Quasi-adaptive non-interactive zero-knowledge (QA-NIZK) proofs is a recent paradigm, suggested by Jutla and Roy (ASIACRYPT'13), which is motivated by the Groth-Sahai seminal techniques for efficient non-interactive zero-knowledge (NIZK) proofs. In this paradigm, the common reference string may depend on specific language parameters, a fact that allows much shorter proofs in important cases. It even makes certain standard model applications competitive with the Fiat-Shamir heuristic in the Random Oracle idealization. Such QA-NIZK proofs were recently optimized to constant size by Jutla and Roy (CRYPTO '14) and Libert et al. (EUROCRYPT'14) for the important case of proving that a vector of group elements belongs to a linear subspace.

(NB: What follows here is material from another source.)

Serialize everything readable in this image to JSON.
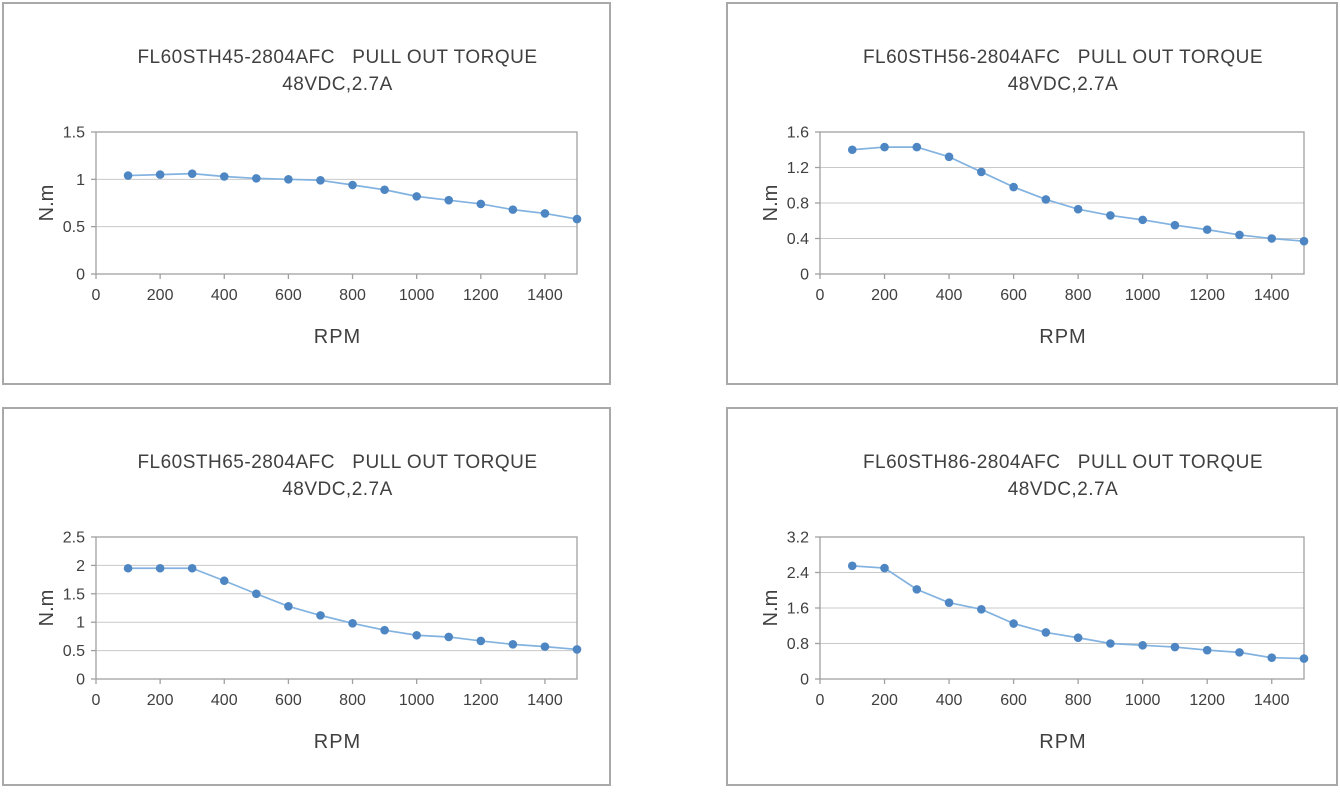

While the QA-NIZK arguments of Libert et al. provide unbounded simulation-soundness and constant proof length, their simulation-soundness is only loosely related to the underlying assumption (with a gap proportional to the number of adversarial queries) and it is unknown how to alleviate this limitation without sacrificing efficiency. In this paper, we deal with the question of whether we can simultaneously optimize the proof size and the tightness of security reductions, allowing for important applications with tight security (which are typically quite lengthy) to be of shorter size. We resolve this question by designing a novel simulation-sound QA-NIZK argument showing that a vector v ∈ G~n belongs to a subspace of rank t < n using a constant number of group elements. Unlike previous short QA-NIZK proofs of such statements, the unbounded simulation-soundness of our system is nearly tightly related (i.e., the reduction only loses a factor proportional to the security parameter) to the standard Decision Linear assumption. To show simulation-soundness in the constrained context of tight reductions, we explicitly point at a technique-which may be of independent interest-of hiding the linear span of a vector defined by a signature (which is part of an OR proof). As an application, we design a public-key cryptosystem with almost tight CCA2-security in the multi-challenge, multi-user setting with improved length (asymptotically optimal for long messages). We also adapt our scheme to provide CCA security in the key-dependent message scenario (KDM-CCA2) with ciphertext length reduced by 75% when compared to the best known tightly secure KDM-CCA2 system so far.